# Wooden Pallets



## lxinuk (Mar 18, 2012)

Does anyone know where I can pick up cheap/free wooden pallets for a project I'm doing....I've emailed some companies but wondered if anyone had a stack n their back garden they didn't want!!!


----------



## mannyk329 (May 9, 2012)

lxinuk said:


> Does anyone know where I can pick up cheap/free wooden pallets for a project I'm doing....I've emailed some companies but wondered if anyone had a stack n their back garden they didn't want!!!


How many do you need? Our warehouse should have many.


----------



## lxinuk (Mar 18, 2012)

I only need 20 x could you let me know, where and how much x this would be awesome!


----------



## mannyk329 (May 9, 2012)

lxinuk said:


> I only need 20 x could you let me know, where and how much x this would be awesome!


Shot you a PM.


----------



## chingdg (Aug 15, 2013)

mannyk329 said:


> Shot you a PM.



can you pm me as well? thanks!


----------



## ihafeez (Aug 17, 2013)

mannyk329 said:


> How many do you need? Our warehouse should have many.


Hello Manny,

I need few pallets for my project, i would highly appreciate if you can give me some...

Regards,
Mohammed Hafeez


----------



## edauhe (Nov 5, 2013)

mannyk329 said:


> Shot you a PM.


Any chance you still have a few spare i can pick up?

Greatly appreciated!


----------



## 777steve (Oct 25, 2014)

Hi Manny,
I see this is an old post but I'm also looking for some pallets so I can make a childrens playground in my neighbourhood. Would you have any more in your warehouse? Thank you.


----------



## K0sh (Sep 10, 2014)

Not sure pallets would be good for kids play areas.

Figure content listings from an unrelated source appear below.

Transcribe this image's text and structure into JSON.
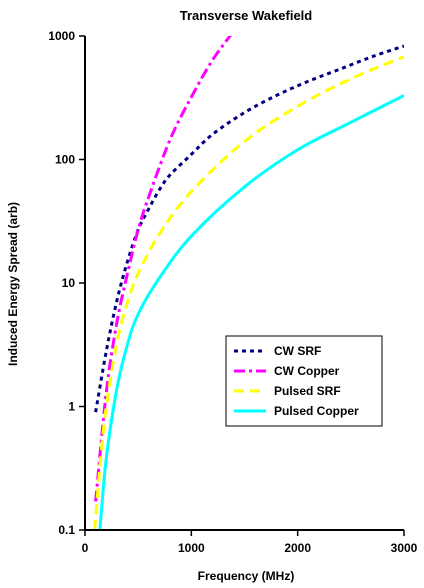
{
  "chart_data": {
    "type": "line",
    "title": "Transverse Wakefield",
    "xlabel": "Frequency (MHz)",
    "ylabel": "Induced Energy Spread (arb)",
    "xlim": [
      0,
      3000
    ],
    "ylim": [
      0.1,
      1000
    ],
    "yscale": "log",
    "x_ticks": [
      0,
      1000,
      2000,
      3000
    ],
    "x_tick_labels": [
      "0",
      "1000",
      "2000",
      "3000"
    ],
    "y_ticks": [
      0.1,
      1,
      10,
      100,
      1000
    ],
    "y_tick_labels": [
      "0.1",
      "1",
      "10",
      "100",
      "1000"
    ],
    "grid": false,
    "legend_position": "bottom-right",
    "series": [
      {
        "name": "CW SRF",
        "color": "#000080",
        "dash": "dotted",
        "x": [
          100,
          200,
          300,
          400,
          500,
          600,
          700,
          800,
          1000,
          1200,
          1500,
          1800,
          2100,
          2400,
          2700,
          3000
        ],
        "y": [
          0.9,
          2.8,
          7.2,
          15,
          27,
          40,
          57,
          75,
          110,
          160,
          240,
          330,
          430,
          540,
          680,
          830
        ]
      },
      {
        "name": "CW Copper",
        "color": "#FF00FF",
        "dash": "dashdot",
        "x": [
          100,
          200,
          300,
          400,
          500,
          600,
          800,
          1000,
          1200,
          1400
        ],
        "y": [
          0.17,
          1.3,
          4.8,
          12,
          27,
          50,
          145,
          320,
          640,
          1100
        ]
      },
      {
        "name": "Pulsed SRF",
        "color": "#FFFF00",
        "dash": "dashed",
        "x": [
          90,
          150,
          200,
          300,
          400,
          500,
          700,
          1000,
          1500,
          2000,
          2500,
          3000
        ],
        "y": [
          0.1,
          0.4,
          1,
          3.3,
          7,
          12,
          25,
          55,
          140,
          270,
          450,
          680
        ]
      },
      {
        "name": "Pulsed Copper",
        "color": "#00FFFF",
        "dash": "solid",
        "x": [
          140,
          200,
          300,
          400,
          500,
          700,
          1000,
          1500,
          2000,
          2500,
          3000
        ],
        "y": [
          0.1,
          0.38,
          1.4,
          3.2,
          5.6,
          11,
          24,
          60,
          120,
          200,
          330
        ]
      }
    ]
  }
}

They are made of wood that is prone to splinters.


----------



## 777steve (Oct 25, 2014)

Don't worry K0sh, I'll be sanding them and using them wisely!


----------



## Lady Daisy (Oct 28, 2014)

Any body know where I could find some pallets???


----------



## Lady Daisy (Oct 28, 2014)

777steve said:


> Hi Manny,
> I see this is an old post but I'm also looking for some pallets so I can make a childrens playground in my neighbourhood. Would you have any more in your warehouse? Thank you.

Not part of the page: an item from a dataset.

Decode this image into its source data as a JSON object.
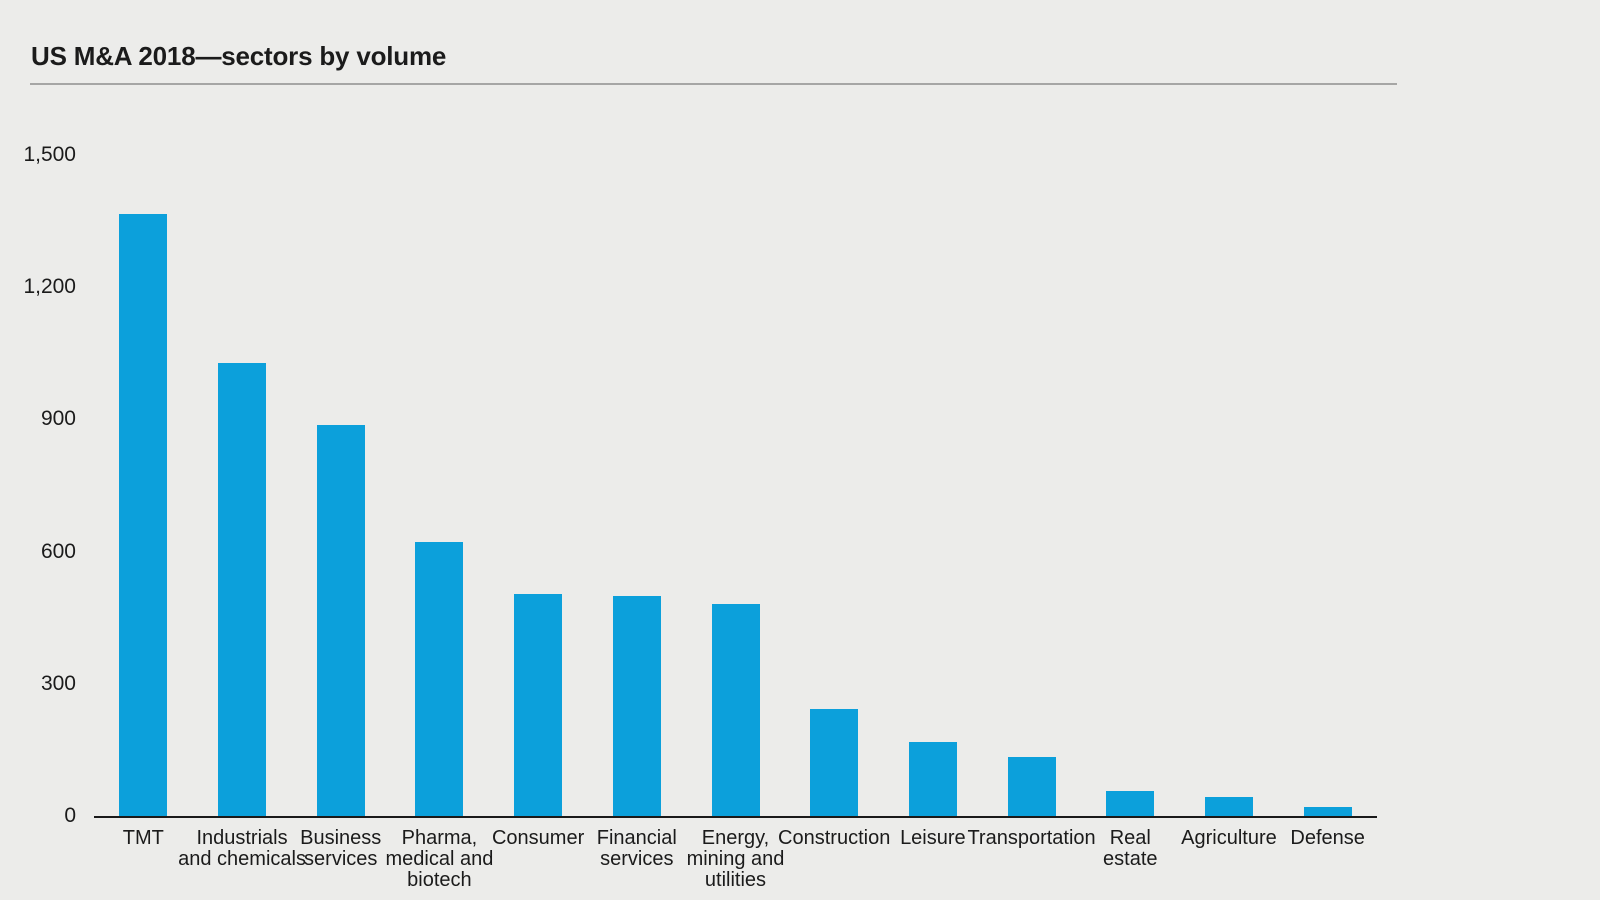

Hi - did you have any success finding some pallets? Im still looking


----------



## 777steve (Oct 25, 2014)

Apparently there are some places in Sharjah that make them. You can buy them for 8 - 10 AED each.


----------



## Lady Daisy (Oct 28, 2014)

That sounds perfect! Do you know any specific contacts?


----------



## 777steve (Oct 25, 2014)

I sent someone to collect them the other day but they called me to say that they were in terrible condition so it's not an option for me now. If I find some I will update this thread and let you know. If you find some, please let me know also.


----------



## Zoulfa (Dec 14, 2014)

Hello!

Any of you got any luck finding pallets? Address please!


----------



## regpadfield (Jul 11, 2015)

This is an old thread but was wondering if anyone managed to get hold of some pallets?


----------



## Tjjoubert (Jul 30, 2015)

*Wooden pallets needed*

:fingerscrossed::fingerscrossed:Seeing that everyone has a connection with wooden pallets, is there any place I can pick some up? Please email me if anyone has any idea where I can get some! TJ.


----------



## jeetender (Sep 20, 2015)

Hi i am looking for 20 palets can anyone help me get free i m staying in Dubai


----------



## Rlw (Aug 29, 2016)

Hellloooo.. looked everywhere for used wooden pallets and would be really grateful if anyone could let me know if they can help.. I need 20 and will pay if needed but hoping for free or very cheap.. I can pick up or pay for transport! Thank you


----------



## Danielle.1992 (Feb 12, 2018)

Does anyone know where I can fine 4 wooden crates?


----------